4 thoughts on “Club or Country: An Irish Perspective”

  1. The sending a club is an option I've thought of before, but with the size of the playerbase I think it's a poor use of player and coaching resources. Real national teams do a great job of spreading knowledge across the country, and enable more strong club teams to survive. I would have had to leave Jabba or give up an international career if this structure had been in place. I like to think that I've helped develop a large number of players for the country in the last few years while still being able to fulfill some of my international ambitions.

    I also think that Irish club teams are certainly willing to travel abroad for tournaments, just not EUCR it seems. We're in a terrible region: far away, expensive, super competitive. It's a lot of money and time to be invested into a regional competition. If you look at the article this site published at pretty much the same time as this one, even very local regional tournaments aren't very appealing to teams that don't have a very good chance of qualification.

  2. Ireland had a fantastic result at EUC 2007 that seemed to be followed by a resurgence in Irish ultimate.
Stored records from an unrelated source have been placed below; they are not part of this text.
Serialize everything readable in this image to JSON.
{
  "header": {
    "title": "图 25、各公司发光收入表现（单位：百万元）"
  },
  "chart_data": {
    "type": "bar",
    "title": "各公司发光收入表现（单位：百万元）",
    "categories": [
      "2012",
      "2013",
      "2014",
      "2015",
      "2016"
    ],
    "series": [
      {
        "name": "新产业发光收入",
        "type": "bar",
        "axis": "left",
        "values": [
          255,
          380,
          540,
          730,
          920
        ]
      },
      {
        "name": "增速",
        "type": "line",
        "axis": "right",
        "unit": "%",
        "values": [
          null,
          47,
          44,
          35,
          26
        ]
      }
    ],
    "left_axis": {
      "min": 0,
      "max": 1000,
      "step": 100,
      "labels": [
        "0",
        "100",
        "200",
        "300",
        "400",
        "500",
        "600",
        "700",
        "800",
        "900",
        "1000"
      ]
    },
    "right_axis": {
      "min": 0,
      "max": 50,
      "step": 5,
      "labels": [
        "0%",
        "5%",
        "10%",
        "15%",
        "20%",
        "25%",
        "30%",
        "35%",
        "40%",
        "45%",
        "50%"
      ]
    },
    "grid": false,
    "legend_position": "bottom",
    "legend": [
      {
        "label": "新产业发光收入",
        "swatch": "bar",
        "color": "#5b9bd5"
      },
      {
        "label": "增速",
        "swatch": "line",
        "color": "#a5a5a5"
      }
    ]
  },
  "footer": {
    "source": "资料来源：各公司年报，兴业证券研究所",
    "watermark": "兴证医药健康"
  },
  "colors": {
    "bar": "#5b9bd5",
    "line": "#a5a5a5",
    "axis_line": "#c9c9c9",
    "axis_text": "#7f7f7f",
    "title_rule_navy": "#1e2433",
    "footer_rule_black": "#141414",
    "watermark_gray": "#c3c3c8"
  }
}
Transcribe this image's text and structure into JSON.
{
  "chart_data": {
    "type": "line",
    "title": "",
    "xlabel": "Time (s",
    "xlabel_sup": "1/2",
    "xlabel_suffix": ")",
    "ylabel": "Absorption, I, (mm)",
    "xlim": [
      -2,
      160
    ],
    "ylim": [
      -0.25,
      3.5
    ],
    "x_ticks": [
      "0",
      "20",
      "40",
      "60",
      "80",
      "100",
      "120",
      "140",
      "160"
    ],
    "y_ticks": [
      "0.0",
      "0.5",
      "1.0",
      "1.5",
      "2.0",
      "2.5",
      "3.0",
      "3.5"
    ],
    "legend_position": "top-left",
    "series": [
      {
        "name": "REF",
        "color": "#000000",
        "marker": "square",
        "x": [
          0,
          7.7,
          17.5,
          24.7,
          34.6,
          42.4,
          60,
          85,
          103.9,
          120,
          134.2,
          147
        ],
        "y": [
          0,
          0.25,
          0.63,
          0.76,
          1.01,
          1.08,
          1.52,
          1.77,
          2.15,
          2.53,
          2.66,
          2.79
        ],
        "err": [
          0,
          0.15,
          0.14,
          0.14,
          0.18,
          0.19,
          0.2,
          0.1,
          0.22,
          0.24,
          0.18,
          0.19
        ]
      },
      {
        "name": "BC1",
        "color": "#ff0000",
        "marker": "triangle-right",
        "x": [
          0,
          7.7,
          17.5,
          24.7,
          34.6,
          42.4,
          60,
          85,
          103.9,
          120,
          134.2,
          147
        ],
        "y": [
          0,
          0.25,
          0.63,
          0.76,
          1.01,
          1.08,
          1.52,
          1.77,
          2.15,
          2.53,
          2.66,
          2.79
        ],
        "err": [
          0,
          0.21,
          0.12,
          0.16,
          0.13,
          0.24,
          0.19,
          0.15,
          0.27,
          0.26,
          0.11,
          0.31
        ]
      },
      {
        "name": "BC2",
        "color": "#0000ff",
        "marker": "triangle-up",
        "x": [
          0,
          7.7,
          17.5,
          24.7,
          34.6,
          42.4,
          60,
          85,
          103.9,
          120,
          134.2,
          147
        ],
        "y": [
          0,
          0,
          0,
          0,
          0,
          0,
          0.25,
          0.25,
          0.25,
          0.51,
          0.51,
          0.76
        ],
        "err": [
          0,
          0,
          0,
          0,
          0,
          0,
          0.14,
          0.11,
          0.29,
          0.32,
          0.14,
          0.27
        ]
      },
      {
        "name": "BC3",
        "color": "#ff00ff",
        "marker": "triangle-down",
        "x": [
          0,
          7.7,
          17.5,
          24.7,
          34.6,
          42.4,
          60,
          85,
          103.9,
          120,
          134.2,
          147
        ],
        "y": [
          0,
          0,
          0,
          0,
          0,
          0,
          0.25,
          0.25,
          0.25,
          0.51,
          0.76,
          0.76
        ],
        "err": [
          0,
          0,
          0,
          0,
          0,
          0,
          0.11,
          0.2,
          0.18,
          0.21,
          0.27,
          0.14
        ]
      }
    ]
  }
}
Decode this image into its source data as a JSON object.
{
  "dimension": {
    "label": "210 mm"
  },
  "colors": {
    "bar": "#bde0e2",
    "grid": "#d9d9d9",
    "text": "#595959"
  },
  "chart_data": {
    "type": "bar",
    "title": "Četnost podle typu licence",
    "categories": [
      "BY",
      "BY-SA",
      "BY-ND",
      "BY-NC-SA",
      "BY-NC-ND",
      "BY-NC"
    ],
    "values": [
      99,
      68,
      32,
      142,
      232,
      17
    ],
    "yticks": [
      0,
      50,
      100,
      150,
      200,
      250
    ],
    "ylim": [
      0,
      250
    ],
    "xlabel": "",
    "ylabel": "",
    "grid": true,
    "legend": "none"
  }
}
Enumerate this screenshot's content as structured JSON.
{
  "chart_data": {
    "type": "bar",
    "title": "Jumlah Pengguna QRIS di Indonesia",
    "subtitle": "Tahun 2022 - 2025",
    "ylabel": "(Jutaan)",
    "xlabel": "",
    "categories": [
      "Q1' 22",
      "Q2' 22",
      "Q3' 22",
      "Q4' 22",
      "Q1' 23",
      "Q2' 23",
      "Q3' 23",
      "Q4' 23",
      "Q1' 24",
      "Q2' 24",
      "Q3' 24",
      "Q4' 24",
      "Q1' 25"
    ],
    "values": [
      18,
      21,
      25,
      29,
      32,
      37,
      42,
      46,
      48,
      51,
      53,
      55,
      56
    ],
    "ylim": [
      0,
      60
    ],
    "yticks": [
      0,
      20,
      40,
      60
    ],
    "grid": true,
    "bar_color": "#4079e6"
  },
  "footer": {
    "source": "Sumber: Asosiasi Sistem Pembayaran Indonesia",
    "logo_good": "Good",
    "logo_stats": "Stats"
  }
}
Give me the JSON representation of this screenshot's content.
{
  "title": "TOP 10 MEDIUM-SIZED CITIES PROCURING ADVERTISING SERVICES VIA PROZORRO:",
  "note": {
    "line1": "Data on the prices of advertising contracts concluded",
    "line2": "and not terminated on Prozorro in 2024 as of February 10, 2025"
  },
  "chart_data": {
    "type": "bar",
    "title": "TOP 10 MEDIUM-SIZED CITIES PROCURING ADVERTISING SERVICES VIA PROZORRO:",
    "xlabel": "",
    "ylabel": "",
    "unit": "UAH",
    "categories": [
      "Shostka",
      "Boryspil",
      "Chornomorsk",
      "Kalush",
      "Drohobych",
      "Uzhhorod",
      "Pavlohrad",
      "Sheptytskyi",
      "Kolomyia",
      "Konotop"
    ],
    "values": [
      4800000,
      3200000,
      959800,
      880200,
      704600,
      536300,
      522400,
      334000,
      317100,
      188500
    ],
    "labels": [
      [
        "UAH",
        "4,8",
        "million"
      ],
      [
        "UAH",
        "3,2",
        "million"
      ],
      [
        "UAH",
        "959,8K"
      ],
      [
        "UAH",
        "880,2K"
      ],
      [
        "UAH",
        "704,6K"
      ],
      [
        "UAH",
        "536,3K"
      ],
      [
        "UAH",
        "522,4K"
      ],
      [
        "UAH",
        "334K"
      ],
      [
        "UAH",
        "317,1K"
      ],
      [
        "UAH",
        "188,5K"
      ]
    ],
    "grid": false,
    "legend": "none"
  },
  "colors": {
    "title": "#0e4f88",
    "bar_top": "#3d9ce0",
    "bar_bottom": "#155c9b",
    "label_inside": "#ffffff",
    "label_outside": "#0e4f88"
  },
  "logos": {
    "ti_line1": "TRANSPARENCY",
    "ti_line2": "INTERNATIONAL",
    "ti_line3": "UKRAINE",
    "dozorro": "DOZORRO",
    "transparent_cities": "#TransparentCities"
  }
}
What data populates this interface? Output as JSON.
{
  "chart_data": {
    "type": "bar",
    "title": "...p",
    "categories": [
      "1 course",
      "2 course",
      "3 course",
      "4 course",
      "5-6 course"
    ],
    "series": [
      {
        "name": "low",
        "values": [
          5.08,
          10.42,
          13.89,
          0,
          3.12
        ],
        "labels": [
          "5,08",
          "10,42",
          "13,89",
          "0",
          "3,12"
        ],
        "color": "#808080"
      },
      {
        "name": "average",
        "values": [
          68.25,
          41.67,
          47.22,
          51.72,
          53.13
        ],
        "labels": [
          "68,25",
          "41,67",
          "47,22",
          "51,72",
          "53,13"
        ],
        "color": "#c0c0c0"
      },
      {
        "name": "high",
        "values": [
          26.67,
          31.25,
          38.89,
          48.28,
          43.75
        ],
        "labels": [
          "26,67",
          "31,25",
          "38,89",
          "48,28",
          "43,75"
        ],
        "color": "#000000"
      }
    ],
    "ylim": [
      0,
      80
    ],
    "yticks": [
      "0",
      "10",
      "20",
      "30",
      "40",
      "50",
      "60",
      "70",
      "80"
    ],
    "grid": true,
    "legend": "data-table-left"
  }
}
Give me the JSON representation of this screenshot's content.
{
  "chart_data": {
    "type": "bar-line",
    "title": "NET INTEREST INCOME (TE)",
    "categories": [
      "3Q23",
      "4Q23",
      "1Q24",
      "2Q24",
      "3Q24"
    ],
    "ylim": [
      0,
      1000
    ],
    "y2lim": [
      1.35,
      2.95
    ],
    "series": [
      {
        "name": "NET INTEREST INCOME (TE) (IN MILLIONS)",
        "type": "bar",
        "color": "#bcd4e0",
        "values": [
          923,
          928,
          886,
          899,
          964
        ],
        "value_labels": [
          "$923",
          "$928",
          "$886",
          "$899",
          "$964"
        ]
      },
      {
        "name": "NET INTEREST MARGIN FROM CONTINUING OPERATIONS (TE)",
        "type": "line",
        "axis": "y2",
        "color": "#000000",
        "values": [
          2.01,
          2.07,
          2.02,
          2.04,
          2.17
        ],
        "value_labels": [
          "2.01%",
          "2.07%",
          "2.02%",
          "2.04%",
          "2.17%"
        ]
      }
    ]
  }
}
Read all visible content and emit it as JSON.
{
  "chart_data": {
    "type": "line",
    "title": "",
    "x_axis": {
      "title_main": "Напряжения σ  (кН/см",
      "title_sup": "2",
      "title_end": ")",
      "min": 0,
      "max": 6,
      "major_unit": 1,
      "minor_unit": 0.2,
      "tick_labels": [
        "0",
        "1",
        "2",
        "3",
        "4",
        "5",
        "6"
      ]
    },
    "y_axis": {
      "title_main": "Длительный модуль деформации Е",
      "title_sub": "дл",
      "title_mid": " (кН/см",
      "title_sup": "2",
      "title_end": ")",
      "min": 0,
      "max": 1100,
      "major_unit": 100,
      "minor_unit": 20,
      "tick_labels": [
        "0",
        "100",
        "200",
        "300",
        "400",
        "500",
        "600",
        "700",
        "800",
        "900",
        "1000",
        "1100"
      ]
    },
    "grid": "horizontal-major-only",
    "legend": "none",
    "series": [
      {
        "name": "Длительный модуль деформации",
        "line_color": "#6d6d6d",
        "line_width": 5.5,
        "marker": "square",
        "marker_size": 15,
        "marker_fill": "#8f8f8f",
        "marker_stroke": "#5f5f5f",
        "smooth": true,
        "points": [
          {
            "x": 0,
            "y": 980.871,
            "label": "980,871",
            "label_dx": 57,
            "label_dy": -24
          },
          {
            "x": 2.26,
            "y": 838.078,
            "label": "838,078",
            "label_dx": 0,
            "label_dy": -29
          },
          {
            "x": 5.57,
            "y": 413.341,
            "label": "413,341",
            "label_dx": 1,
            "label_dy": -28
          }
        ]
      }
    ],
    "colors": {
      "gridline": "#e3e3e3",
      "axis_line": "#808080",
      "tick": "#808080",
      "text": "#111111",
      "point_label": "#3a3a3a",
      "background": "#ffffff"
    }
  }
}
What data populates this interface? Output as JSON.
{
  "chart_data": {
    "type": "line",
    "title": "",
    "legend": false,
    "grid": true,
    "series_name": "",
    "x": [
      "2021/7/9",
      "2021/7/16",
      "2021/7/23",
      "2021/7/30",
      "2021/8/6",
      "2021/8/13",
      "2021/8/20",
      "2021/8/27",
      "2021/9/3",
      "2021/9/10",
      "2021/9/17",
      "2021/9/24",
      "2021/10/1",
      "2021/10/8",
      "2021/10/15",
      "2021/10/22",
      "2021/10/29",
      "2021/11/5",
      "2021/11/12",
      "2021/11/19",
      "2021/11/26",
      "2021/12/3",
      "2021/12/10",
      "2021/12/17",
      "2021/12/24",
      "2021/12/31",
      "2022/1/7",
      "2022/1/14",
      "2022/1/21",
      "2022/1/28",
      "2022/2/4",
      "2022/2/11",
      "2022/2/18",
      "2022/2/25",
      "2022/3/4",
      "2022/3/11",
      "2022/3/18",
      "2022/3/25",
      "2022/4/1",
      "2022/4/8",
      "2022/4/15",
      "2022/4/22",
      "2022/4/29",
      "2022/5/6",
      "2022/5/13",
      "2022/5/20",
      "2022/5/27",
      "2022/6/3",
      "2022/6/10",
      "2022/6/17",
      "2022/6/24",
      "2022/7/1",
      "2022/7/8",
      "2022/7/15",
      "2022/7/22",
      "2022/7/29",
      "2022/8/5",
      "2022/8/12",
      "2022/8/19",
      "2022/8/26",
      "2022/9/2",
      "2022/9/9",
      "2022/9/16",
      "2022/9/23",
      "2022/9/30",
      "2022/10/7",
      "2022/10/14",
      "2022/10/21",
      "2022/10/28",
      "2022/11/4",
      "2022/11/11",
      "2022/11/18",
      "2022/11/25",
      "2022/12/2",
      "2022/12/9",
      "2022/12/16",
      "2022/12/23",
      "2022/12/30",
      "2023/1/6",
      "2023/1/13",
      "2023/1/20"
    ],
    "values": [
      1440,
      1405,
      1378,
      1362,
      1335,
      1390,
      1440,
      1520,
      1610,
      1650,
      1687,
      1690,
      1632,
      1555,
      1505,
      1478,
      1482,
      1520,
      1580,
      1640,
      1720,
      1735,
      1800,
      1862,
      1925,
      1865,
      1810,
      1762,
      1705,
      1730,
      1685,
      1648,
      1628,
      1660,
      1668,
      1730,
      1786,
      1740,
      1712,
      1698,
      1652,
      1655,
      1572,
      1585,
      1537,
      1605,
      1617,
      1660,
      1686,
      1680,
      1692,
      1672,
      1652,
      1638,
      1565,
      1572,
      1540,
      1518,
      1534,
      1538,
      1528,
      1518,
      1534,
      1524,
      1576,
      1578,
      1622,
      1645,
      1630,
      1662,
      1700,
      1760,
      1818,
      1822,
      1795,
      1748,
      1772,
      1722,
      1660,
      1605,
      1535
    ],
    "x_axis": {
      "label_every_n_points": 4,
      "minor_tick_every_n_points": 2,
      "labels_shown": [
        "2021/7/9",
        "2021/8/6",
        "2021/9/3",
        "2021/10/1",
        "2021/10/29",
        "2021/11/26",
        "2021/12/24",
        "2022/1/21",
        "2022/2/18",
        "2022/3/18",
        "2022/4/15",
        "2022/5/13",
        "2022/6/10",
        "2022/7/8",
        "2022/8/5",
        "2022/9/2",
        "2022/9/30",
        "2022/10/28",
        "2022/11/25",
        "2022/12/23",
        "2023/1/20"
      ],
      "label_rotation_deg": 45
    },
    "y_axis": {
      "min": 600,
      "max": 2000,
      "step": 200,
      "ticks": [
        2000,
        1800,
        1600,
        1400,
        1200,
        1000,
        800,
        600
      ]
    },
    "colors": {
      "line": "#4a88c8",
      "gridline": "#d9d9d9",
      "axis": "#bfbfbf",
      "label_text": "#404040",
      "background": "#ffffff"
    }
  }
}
Denying a small ultimate nation access to all of its best players seems counter-intuitive to me. I don't think that the UK player base is big enough yet to send a club team to represent GB, so I definitely feel that Ireland is better off sending a true national team.

    As for the “negative” impact on your clubs of sending Ireland to Tour, I'd counter by saying this is a great opportunity to send the rest of your players to a tournament where they need to step up and play a bigger role. Try not to see it as a failure if their seeding falls compared to if the club was full strength; instead, see it as a rare opportunity to focus on player development. Perhaps some of those “less committed” players will thrive and return to Ireland with more experience & more desire to improve. If individual clubs can't field a team without their Ireland players, then see if you can put together an all-star team instead. I think removing emphasis on how important and exciting it is to represent Ireland could do more harm than good. Without exposing your top players to EUC, you risk the overall quality of play decreasing (or failing to improve).

    The bottom line is that Ireland will improve through increasing it's player base, by having more teams that can compete with each other regularly, and by exposing the top players to the highest level that you possibly can. It's the same recipe that works for all other countries. I think you're on the right track; did All-Ireland championships exist in 2007?

  3. Hey Brummie,

    My biggest fear for next year with an U23 and Senior Open and Women's team isn't that the standard of teams that we send to Tour will drop, it's that no teams will go at all. Ideally we would have strong national teams and club teams that are willing to compete at Tour as well, and I think the responsibility rests on the club leaders and the players themselves to say “even if we're missing some key players next year, we still want to go to Tour and we still want to compete”.

    Personally, my biggest fear is for the Women's division. I think if we send a Women's team to EUC and WU23 there will be virtually no Women's club scene in Ireland next year due to the low player base. However, I suppose there is something to be said for the experience that those Women will learn playing for Ireland next year and returning to their club teams as stronger players, even if it means sacrificing a year of Women's Club Ultimate.

    The first Open All-Ireland Championships was in 2009.